Here’s how to actually do it. Without quitting your day job.

1. One hour. That’s the magic number

Fancourt kept landing here. One hour per week. Dedicated. Not background noise. A class, a concert, visiting a gallery. Studies show that within just 12 weeks of hitting that hour mark, mental health metrics improve. Seriously.

Treat it like a workout. Put it on the calendar. Block the time. Don’t negotiate with it.

2. Microdose it daily

You can’t just go once a week and sleep on it for six days. Aim for 15-20 minutes every single day. Focused engagement.

This is the tricky part. Most of us “listen to music.” We use it as wallpaper. Fancourt’s research says that does jack shit for the brain response you need. You have to give it attention. Make the 15 minutes count like it’s your daily step count.

3. Hijack your commute

Why scroll doom on the train? Why read email on the drive home?

Fancourt calls this the creative commute. She reads fiction on the way to work. Listens to music on the way home. It bookends her day.

“I find that sort of bookending my day is a great way to make sure I’ve had some creative engagement.”

It’s a simple swap. Feed your brain art instead of outrage.

4. Actually look at the painting

Did you know the average museum visit involves looking at a piece for 27 seconds? Most of that time you’re fiddling with your camera lens.

Shallow.

27 seconds gets you a surface-level “huh, interesting.” Several minutes? That changes the game. You get the emotional regulation. The neurological reward. Fancourt suggests reading up on the work before you even arrive. Context creates the tension. Tension creates the release. That’s where the benefit lives.

5. The ISO principle (It’s real)

Start with music that matches how you feel now. If you’re stressed. Play aggressive techno. Don’t jump straight into Enya. It feels fake.

Then slowly drift the tracks. Shift the BPM. Move toward the calm you want. By the time you walk through your front door. You’re regulated. Athletes use this to ramp up before a game. It works because your heart rate syncs to the beat. Literal physiology.

6. Mix your art diet

You wouldn’t eat only kale. Why only read novels?

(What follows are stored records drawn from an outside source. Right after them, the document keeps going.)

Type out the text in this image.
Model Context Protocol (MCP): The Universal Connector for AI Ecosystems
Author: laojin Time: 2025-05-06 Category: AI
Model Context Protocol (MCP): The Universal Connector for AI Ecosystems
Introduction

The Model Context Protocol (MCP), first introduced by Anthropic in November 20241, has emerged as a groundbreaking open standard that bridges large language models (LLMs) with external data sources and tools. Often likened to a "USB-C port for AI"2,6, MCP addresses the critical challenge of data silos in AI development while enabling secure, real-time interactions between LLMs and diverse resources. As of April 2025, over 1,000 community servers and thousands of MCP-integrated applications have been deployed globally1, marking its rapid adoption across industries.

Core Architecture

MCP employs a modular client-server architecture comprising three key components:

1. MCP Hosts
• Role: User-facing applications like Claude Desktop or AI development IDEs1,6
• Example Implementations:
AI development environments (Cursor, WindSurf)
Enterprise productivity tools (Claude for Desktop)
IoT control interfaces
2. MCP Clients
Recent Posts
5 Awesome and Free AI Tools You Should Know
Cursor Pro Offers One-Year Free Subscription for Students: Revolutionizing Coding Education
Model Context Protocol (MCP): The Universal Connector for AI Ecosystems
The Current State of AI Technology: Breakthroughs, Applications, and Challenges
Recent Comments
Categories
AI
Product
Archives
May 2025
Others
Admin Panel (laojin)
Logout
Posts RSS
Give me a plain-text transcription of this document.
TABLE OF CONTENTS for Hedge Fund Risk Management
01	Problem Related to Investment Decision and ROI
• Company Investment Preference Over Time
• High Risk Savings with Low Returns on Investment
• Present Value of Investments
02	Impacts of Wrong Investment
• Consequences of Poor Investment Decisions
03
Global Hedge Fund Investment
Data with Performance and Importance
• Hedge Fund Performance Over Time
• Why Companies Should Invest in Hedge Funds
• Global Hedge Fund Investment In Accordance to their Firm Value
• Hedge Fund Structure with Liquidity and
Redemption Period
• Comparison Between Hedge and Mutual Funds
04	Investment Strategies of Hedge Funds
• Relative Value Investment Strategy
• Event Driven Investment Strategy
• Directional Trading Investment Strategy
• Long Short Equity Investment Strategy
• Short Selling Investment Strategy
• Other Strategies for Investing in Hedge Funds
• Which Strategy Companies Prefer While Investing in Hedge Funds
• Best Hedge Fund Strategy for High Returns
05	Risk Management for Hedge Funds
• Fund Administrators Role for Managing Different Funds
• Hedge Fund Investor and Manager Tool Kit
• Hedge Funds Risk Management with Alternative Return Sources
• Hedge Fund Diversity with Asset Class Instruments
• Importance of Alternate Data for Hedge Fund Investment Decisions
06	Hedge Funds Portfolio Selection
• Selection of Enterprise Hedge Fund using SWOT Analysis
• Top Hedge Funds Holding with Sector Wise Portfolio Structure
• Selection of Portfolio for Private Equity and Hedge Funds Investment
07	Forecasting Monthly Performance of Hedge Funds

Reading calms you down. But it’s sedentary. It doesn’t give you the dopamine hit of making something. Making art—drawing, cooking, crafting—builds self-esteem. Music adds physical rhythm. Visual art adds spatial cognition.

Rotate your methods. Variety isn’t just fun. It’s nutritional.

7. Sing. Together

Want a quick fix for social bonding? Sing.

It bonds groups faster than conversation. Faster than working out. It’s a lung workout too. You force deep exhalation. Which hacks your nervous system down from panic mode to rest mode.

You don’t need talent. Just join a local choir. Or a group. The vulnerability builds confidence. Fast.

8. Creativity isn’t a luxury ticket

Art doesn’t require a museum gate fee. Or a degree from the Arts.

Think about boiling pasta. Utilitarian. Boring. Now think about designing a new pasta shape. Plating it so it looks like art. Thinking about flavor combinations that shouldn’t work but do. That’s creative engagement.

Fancourt points out a blurry line there. Between utility and creation. You cross it whenever you stop automating and start imagining.

The bottom line?

A few hundred years ago. Everyone danced. Everyone told stories. It wasn’t a “skill.” It was community. We turned art into this rare commodity. Something you’re only “good enough” for.

My seven-year-old daughter draws constantly. She doesn’t worry if it’s “good.” She just makes.

Where did we lose that?

The invite isn’t to become Picasso. It’s to stop waiting for permission. Pick up the brush. Play the track. Write the sentence. Show up.